Référence :
212005
Titre :
Ethique planétaire; le paradoxe du numérique
Date :
2012
Famille/Série
Observations :
Bibliographie
Le paradoxe de l’éthique numérique
Ce n’est pas ici d’éthique dans la programmation informatique, ni dans la gestion d’une entreprise de produits ou services numériques que je veux parler. Ce sont certes des vertus fondamentales. Mais j’aborde une question beaucoup plus importante qui touche à notre évolution même. Je fais ici le pari que le développement accéléré et extensif des technologies numériques va avoir un impact majeur sur l’émergence d’une conscience planétaire plus exigeante et d’une éthique planétaire de plus en plus incontournable. Les raisons en sont difficiles à contester. Les voici:
1 – Les technologies numériques vont augmenter notre information planétaire, non seulement sur tous les évènements qui surviennent partout dans le monde, mais aussi sur tous les scandales qui contreviennent aux droits humains fondamentaux, suscitant une prise de conscience indignée et des pressions multiples pour y mettre fin.
2 – Les technologies numériques créent une transparence plus démocratique de l’information. Il devient de plus en plus difficile pour un dictateur ou pour un malfaiteur de faire ses manigances secrètement, sans que cela se découvre à temps ou que cela finisse par se savoir et que cela entraîne sa perte.
3 – Les technologies numériques et la technoscience permettent de mieux faire des investigations, de lire des disques durs d’ordinateurs, de retracer des itinéraires de porteurs de gadgets numériques et téléphones mobiles, de scruter par satellite des sites, de déchiffrer une ADN, de sorte que les crimes sont plus difficiles à commettre sans laisser de trace révélatrice. Et cela se sait.
4 – La puissance des technologies numériques devient telle que nous sommes contraints de prendre conscience non seulement de notre nouvelle puissance et liberté créatrices, mais aussi des risques auxquels nous soumettons notre environnement et notre vie humaine actuelle et future, tant du point de vue de la pollution que des manipulations génétiques. Nous réagissons déjà en imposant des commissions de contrôle bioéthique; nous nous efforçons de contrôler et sanctionner les pollueurs, les recherches génétiques et nucléaires dévoyées.

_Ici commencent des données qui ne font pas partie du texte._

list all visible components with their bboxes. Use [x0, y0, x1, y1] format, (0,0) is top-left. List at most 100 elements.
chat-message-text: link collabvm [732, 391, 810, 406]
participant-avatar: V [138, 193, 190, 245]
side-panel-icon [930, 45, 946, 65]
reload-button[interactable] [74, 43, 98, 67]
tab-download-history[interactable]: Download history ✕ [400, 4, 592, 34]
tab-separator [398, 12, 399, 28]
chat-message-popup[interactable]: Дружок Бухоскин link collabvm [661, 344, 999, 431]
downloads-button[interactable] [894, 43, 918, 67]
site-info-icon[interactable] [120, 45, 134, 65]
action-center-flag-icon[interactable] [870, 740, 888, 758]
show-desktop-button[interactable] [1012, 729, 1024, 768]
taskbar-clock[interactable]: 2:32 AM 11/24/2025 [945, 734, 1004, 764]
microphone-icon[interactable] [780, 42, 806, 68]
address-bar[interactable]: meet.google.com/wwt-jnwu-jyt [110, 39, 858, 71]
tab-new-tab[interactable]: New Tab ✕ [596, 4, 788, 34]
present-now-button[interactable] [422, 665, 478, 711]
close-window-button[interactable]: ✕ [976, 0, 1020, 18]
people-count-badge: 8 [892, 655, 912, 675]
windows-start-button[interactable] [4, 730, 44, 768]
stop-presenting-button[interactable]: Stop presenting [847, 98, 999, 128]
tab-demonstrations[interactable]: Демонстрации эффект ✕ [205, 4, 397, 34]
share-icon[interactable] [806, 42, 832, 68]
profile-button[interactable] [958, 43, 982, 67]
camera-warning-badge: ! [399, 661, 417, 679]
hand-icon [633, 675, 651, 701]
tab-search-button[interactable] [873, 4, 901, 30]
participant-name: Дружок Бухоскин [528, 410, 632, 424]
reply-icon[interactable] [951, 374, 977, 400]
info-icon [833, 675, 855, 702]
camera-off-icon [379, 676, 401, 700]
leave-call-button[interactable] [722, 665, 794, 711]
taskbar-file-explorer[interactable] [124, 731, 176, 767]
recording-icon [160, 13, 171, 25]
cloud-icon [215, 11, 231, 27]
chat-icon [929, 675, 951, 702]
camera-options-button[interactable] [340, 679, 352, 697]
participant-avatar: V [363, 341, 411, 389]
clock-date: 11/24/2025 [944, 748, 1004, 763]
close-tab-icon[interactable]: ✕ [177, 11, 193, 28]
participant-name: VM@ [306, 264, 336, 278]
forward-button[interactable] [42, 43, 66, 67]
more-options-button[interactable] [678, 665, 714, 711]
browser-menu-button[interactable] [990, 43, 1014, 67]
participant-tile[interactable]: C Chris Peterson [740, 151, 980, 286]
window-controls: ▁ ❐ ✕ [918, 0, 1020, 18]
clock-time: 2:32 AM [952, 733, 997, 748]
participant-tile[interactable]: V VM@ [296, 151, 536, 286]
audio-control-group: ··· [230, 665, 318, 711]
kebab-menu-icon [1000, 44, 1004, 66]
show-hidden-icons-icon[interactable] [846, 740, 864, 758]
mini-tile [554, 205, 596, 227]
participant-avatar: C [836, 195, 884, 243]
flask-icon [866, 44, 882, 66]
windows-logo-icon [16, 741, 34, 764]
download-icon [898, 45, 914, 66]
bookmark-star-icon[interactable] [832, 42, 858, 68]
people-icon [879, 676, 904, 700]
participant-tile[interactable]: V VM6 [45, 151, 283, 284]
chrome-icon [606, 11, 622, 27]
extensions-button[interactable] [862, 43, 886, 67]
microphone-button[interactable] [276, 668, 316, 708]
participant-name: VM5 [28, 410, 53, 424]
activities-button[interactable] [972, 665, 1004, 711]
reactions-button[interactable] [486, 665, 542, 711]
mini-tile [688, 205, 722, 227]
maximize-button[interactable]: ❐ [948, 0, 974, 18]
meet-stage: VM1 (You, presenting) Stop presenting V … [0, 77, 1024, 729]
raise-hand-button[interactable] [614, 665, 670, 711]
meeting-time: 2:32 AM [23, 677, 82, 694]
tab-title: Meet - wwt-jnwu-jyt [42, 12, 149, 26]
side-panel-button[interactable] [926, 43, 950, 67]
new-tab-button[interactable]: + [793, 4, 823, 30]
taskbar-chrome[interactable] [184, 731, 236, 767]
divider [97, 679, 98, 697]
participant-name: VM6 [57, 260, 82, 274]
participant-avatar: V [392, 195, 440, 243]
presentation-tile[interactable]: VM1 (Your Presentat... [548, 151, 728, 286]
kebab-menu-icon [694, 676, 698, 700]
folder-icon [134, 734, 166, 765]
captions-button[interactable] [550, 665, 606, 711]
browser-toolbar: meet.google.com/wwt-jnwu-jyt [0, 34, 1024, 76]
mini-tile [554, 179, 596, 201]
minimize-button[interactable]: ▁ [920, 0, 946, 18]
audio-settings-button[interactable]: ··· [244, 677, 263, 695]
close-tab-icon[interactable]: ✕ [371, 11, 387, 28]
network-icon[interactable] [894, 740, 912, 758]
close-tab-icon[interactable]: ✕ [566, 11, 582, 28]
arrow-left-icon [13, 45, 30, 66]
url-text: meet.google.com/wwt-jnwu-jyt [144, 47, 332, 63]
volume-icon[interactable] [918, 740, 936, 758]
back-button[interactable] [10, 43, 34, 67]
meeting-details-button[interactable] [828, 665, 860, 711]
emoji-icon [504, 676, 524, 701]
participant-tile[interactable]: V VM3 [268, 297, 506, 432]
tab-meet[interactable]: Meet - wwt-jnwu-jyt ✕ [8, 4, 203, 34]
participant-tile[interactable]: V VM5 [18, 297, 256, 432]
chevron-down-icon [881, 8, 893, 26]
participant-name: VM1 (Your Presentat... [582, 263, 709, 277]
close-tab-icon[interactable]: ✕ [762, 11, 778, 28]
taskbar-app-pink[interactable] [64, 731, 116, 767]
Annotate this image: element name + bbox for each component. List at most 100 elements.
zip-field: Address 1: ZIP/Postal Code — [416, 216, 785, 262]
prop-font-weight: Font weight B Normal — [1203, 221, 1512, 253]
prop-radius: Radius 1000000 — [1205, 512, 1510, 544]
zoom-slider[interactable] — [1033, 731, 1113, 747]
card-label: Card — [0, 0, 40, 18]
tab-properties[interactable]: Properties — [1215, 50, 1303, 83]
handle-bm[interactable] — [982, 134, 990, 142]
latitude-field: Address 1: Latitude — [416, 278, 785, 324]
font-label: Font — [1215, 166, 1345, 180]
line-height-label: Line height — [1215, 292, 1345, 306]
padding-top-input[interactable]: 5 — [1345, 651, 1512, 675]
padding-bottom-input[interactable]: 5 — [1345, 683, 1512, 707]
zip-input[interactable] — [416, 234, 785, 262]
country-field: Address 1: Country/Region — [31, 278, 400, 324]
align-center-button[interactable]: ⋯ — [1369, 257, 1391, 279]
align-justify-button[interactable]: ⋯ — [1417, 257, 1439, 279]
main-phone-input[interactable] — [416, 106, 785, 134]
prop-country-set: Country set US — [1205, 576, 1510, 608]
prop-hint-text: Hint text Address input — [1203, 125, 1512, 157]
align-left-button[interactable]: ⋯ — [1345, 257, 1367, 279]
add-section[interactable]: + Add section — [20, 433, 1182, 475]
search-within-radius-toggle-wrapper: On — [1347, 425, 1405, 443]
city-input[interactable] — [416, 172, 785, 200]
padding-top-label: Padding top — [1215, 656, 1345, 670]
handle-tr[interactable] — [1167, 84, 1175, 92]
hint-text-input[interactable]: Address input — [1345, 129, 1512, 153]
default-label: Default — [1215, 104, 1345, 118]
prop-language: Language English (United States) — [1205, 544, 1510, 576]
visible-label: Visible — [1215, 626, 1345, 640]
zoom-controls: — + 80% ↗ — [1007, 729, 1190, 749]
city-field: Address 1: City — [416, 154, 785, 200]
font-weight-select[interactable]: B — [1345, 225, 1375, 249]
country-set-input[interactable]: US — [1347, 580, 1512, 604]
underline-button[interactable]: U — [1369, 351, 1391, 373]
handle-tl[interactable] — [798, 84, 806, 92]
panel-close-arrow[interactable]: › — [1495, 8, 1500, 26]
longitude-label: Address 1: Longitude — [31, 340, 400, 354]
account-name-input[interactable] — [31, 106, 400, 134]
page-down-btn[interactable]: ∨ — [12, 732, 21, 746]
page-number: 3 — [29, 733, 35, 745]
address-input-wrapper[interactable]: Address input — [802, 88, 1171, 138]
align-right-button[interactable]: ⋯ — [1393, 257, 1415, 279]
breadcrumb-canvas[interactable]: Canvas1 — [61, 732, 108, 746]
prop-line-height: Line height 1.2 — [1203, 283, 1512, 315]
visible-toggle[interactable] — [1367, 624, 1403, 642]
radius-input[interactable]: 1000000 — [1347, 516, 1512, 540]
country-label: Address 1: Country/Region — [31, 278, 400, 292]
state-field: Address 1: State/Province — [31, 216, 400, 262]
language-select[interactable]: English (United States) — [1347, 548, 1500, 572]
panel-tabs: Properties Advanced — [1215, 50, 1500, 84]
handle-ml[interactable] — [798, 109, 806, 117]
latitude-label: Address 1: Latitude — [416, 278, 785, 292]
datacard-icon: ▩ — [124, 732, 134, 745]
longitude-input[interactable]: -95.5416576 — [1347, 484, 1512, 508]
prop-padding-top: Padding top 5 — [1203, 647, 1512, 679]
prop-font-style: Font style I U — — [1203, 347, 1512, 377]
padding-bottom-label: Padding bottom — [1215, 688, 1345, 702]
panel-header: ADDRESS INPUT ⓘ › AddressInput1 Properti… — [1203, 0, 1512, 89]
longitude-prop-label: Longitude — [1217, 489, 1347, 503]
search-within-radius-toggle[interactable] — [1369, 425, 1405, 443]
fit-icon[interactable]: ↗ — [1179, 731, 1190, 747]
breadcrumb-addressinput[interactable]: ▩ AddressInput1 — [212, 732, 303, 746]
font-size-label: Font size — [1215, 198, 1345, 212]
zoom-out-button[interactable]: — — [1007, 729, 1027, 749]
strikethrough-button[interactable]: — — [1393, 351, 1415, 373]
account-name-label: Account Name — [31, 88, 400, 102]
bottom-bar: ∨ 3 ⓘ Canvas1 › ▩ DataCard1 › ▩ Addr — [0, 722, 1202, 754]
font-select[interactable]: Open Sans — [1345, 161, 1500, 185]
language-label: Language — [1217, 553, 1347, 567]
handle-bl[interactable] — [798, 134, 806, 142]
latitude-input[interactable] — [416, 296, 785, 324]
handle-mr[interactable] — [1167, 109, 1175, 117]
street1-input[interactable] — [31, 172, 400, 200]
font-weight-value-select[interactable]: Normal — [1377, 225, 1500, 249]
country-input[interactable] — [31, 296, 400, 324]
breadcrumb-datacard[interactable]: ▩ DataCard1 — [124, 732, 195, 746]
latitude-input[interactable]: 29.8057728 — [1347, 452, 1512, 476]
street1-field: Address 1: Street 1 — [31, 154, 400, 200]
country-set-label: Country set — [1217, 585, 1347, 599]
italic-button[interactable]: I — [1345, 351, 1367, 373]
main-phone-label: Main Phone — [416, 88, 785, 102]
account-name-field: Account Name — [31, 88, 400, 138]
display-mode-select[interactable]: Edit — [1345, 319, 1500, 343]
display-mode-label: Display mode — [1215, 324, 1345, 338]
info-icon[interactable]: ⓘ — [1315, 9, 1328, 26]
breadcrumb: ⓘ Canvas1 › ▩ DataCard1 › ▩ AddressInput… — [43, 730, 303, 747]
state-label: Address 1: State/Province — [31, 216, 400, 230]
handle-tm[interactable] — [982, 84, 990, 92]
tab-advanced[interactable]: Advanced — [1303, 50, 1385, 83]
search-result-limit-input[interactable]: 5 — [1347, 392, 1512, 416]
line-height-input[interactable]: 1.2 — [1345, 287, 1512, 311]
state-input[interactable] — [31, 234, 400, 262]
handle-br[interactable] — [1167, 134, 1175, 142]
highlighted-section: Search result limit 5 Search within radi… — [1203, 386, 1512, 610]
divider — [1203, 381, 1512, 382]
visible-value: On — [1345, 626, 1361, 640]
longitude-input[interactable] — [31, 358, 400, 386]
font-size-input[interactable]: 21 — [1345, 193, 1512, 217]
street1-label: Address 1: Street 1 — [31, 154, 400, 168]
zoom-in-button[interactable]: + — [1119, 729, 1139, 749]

5 – Nous créons et soutenons conséquemment des agences internationales de contrôle nucléaire et biologique; nous soutenons la montée en puissance – encore chaotique, il est vrai -, des agences des Nations Unies, qui peuvent permettre de sanctionner et de réprimer les Etats voyous, de contrôler l’honnêteté des élections, de déloger des dictateurs criminels, d’imposer une « taxe carbone » sur les pollueurs ou une taxe Tobin sur la spéculation financière cynique et galopante qui nous menace aujourd’hui.
On pourrait énumérer encore d’autres aspects. Mais l’essentiel est déjà là. Et il est irréversible. Le développement accéléré des technologies numériques va faire évoluer notre cerveau humain et nous obliger à assumer une conscience et une éthique planétaires nouvelles et elles-mêmes en croissance accélérée. Elles vont aussi nous donner les moyens de savoir tout ce qui prétend se faire à l’insu de nos yeux numériques planétaires et d’y mettre fin avec des sanctions préventives et avec la force si nécessaire.
Les technologies numériques vont créer aussi un équilibre des forces entre adversaires, qui dissuadera les uns et les autres de commettre l’irréparable, comme lors des dernières guerres mondiales. Raymond Aron a fort bien analysé cette problématique de la dissuasion nucléaire réciproque, à l’époque encore très proche ou nous étions sous la menace permanente d’une nouvelle guerre mondiale entre les deux blocs de la guerre dite « froide ». Cela vaut aussi aujourd’hui pour les centres numériques de pouvoir militaire et financier, qui sont vulnérables réciproquement et dont dépendent toutes les forces stratégiques des grandes puissances, comme des petites.
Je le souligne souvent: il est paradoxal que ce soit une technologie, basée sur un code aussi basique que le binaire, qui nous contraigne finalement à évoluer anthropologiquement si radicalement, au niveau de notre conscience et de notre éthique.
Il est paradoxal que ce soit une technologie si triviale que le numérique qui nous fasse évoluer biologiquement si radicalement au niveau même de notre esprit, de nos synapses et de nos réseaux cérébraux.
Le numérique est désormais au coeur de notre humanisme. C’est en ce sens que j’appelle à un hyperhumanisme: plus d’humanisme par plus de liens et donc plus de solidarité planétaire, à l’opposé de l’individualisme fondateur de l’ancien humanisme bourgeois.
La beauté de cette évolution de CyberProméthée, c’est que cette nouvelle puissance de l’humanité lui enlève le choix de son évolution. Nous sommes contraints biologiquement par la technologie à plus de sagesse et de responsabilité éthique de l’esprit.